La revue Turbulences, portée par le LESA (Laboratoire d’Études en Sciences des Arts) d’Aix-Marseille Université, vient de faire paraître son premier numéro, consultable à l’adresse suivante : https://turbulences-revue.univ-amu.fr/. Elle lance pour son deuxième numéro un appel à contribution sur la thématique suivante :
« Esthétiques anarchistes : l’art et le non-gouvernable »
Par « anarchisme », on entendra ici le refus général du « préjugé gouvernemental », de l’idée que gouverner et être gouverné soient indispensables et que toute conduite, individuelle ou collective, ait à s’inscrire dans l’asymétrie du commander et de l’obéir. L’hypothèse anarchiste ne se limite pas à soutenir que gouverner équivaut à dominer ou que les dispositifs gouvernementaux ne sont jamais que des masques (institutionnels, sociaux, psychiques) apposés sur des relations de pure violence. Elle soutient plus radicalement que gouverner est tout bonnement impossible. Son projet consiste dès lors à relever les traces d’une telle impossibilité et à les faire s’étendre à des domaines d’action et de pensée toujours plus vastes. L’objet de l’anarchisme est l’impossibilité du gouvernement rendue manifeste et omniprésente.
Dans Au voleur ! Anarchisme et philosophie, Catherine Malabou propose de distinguer entre l’ingouvernable et le non-gouvernable : « L’ingouvernable désigne ce qui échappe au contrôle, comme un véhicule devenu impossible à conduire. Au sens moral et politique, il suggère l’indiscipline et la désobéissance, le refus d’obtempérer. L’ingouvernable est et n’est que le contraire du gouvernable. La non-gouvernabilité quant à elle ne renvoie ni à l’indiscipline, ni à l’errance. Elle n’est pas non plus la désobéissance, mais ce qui, dans les individus comme dans les communautés, demeure radicalement étranger au commandement et à l’obéissance. […] L’ingouvernable est ce qui peut être, soit entendu, soit dominé. Le non-gouvernable ne peut en revanche qu’être dominé. La seule façon de le traiter est de ne pas traiter avec lui, soit en l’ignorant activement, soit en l’opprimant, en l’écrasant, voire en le mettant à mort. Mais le gouverner est définitivement impossible puisqu’il est, encore une fois, la marque de l’impossibilité et de l’échec de tout gouvernement[1]. »
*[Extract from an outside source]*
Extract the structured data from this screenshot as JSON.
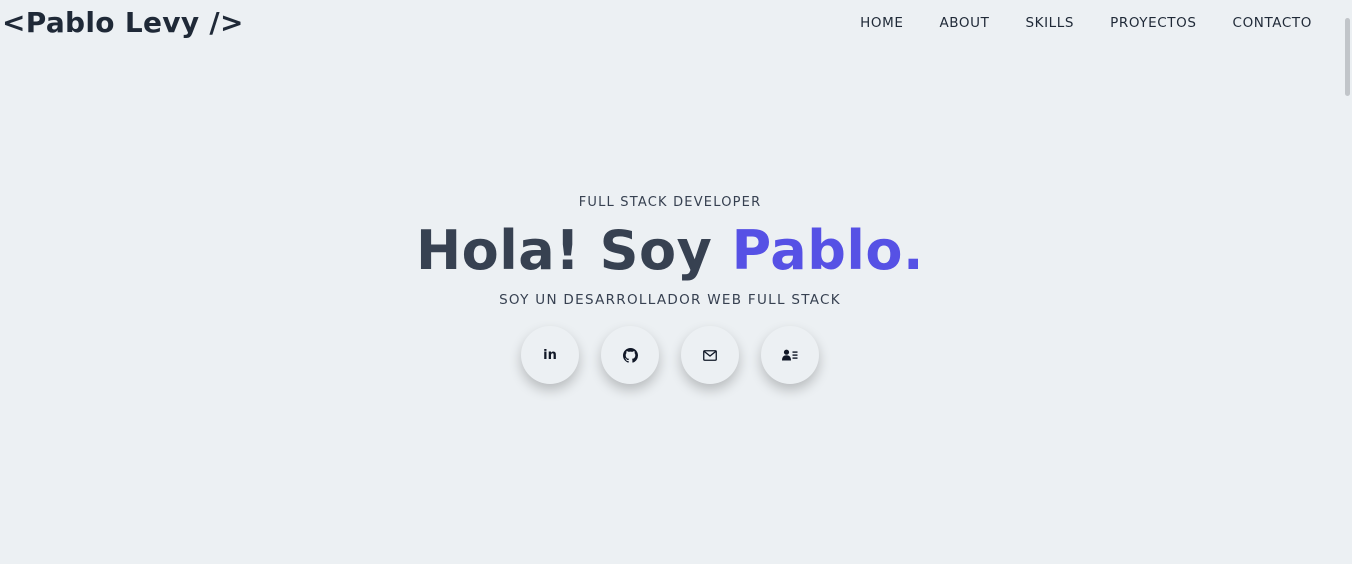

Si l’ingouvernable se définit par sa résistance et son opposition directes au gouvernement, le non-gouvernable désigne quant à lui une zone d’étrangeté et d’extériorité radicale. En prolongeant cette distinction, on pourrait dire que le non-gouvernable est le lieu de recharge de l’ingouvernable, son assise extra-conflictuelle, sa base arrière : une indifférence et une extériorité au gouvernement si profondes que des gestes concrets de désobéissance et de remise en cause de l’autorité peuvent s’y ressourcer, s’y relancer, s’y assoir positivement. L’ingouvernable ne concerne sans doute que certaines pratiques artistiques et certaines seulement, des pratiques qui par leur mode de production, d’organisation et d’intervention ont d’ores et déjà refusé tout principe de gouvernementalité. En revanche, on pourrait faire l’hypothèse que toute œuvre, si du moins elle doit être autre chose qu’un produit de consommation, de spéculation ou de décoration, a bel et bien affaire à du non-gouvernable, à ce qui dans l’être humain et au-delà demeure irréductiblement étranger à l’être-gouverné. L’objectif principal de ce numéro de la revue Turbulences consisterait alors à relever en art les traces et les manifestations du non-gouvernable, les formes de son déploiement artistique, en les envisageant aussi bien pour elles-mêmes que comme lieux de recharge de l’ingouvernable, comme appelant, ne serait-ce qu’implicitement, à des actes de résistance et de désobéissance concrets.
Modalités de proposition :
La rédaction encourage la diversité des formats et des propositions. Outre les articles universitaires classiques, elle accueille volontiers l’expérimentation artistique sur différents supports (photo, vidéo, son, graphisme, etc.).
Les propositions d’articles (5000 signes maximum) sont à adresser à esthetiques-anarchistes.turbulences@proton.me au plus tard le 15 avril. Une réponse sera donnée mi-mai.
Les articles définitifs devront être reçus pour relecture au plus tard le 15 octobre. La publication est prévue pour février 2025.
—
Comité scientifique :
- Sara Alonso Gómez
- Anna Guilló
- Christophe Longbois-Canil
- Célio Paillard
- Frédéric Pouillaude
—
Renseignements : Frédéric Pouillaude, frederic.pouillaude@univ-amu.fr
—
[1] Catherine Malabou, Au voleur ! Anarchisme et philosophie, Paris, PUF, 2022, p. 51-52.